Le nègre Jupiter, auquel Pasqual inspirait réellement une sorte de crainte superstitieuse, lui avait fidèlement apporté les deux mille francs prélevés sur le trésor de Corbeau. Cette somme était la seule dont les mendiants eussent encore disposé ; craignant d’éveiller le soupçon par quelque imprudence avant qu’un peu de temps eût passé sur la fosse ouverte par eux à leur vieux camarade, ils avaient soigneusement caché la précieuse sacoche, se réservant d’en faire plus tard le partage ; mais l’argent demandé par Pasqual avait été remis tout d’abord à son messager, qui l’avait fait passer au prisonnier à l’aide d’un cordon tendu par la fenêtre, ainsi qu’un autre objet de peu de volume que Pasqual avait également demandé.
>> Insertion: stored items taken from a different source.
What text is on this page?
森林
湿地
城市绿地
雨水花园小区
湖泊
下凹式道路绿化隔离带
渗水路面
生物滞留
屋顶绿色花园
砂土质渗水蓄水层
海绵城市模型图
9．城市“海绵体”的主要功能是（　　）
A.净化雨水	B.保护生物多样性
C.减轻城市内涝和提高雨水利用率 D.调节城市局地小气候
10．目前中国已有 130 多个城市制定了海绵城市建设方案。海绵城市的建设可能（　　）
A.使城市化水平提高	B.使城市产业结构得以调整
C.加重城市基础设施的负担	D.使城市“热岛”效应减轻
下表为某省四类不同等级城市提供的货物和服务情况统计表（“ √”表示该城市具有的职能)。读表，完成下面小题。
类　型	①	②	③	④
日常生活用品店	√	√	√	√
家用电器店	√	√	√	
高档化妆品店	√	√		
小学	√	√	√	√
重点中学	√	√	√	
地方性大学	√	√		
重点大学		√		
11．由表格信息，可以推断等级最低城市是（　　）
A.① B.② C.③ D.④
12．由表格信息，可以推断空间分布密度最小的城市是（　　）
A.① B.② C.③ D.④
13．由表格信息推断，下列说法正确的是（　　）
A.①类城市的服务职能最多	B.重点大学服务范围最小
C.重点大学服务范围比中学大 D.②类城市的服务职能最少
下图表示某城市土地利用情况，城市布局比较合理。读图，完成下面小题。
Les deux billets de mille francs étaient posés sur la table du prisonnier, avec deux lettres qu’il venait d’écrire ; il en terminait une troisième qui était adressée à Robinette, et contenait ce qui suit :

« Ma chère enfant, tu m’as toujours aimé depuis que tu sais aimer, et moi j’ai des reproches à m’adresser envers toi. J’ai aidé à la séduction qui a flétri ta première jeunesse pour quelques instants de trompeuse fortune. Cette faute que j’ai commise envers toi tient à un mystère que tu ne connaîtras jamais et que tu ne saurais comprendre. Je ne puis m’en repentir, mais je t’en demande pardon.

« Je répare mes torts autant que possible en m’adressant à toi pour un service important et sacré que j’ai à te demander… c’est te prouver que j’estime ton bon cœur, que je sais que tu trouveras des consolations à ma perte en faisant encore quelque chose pour moi.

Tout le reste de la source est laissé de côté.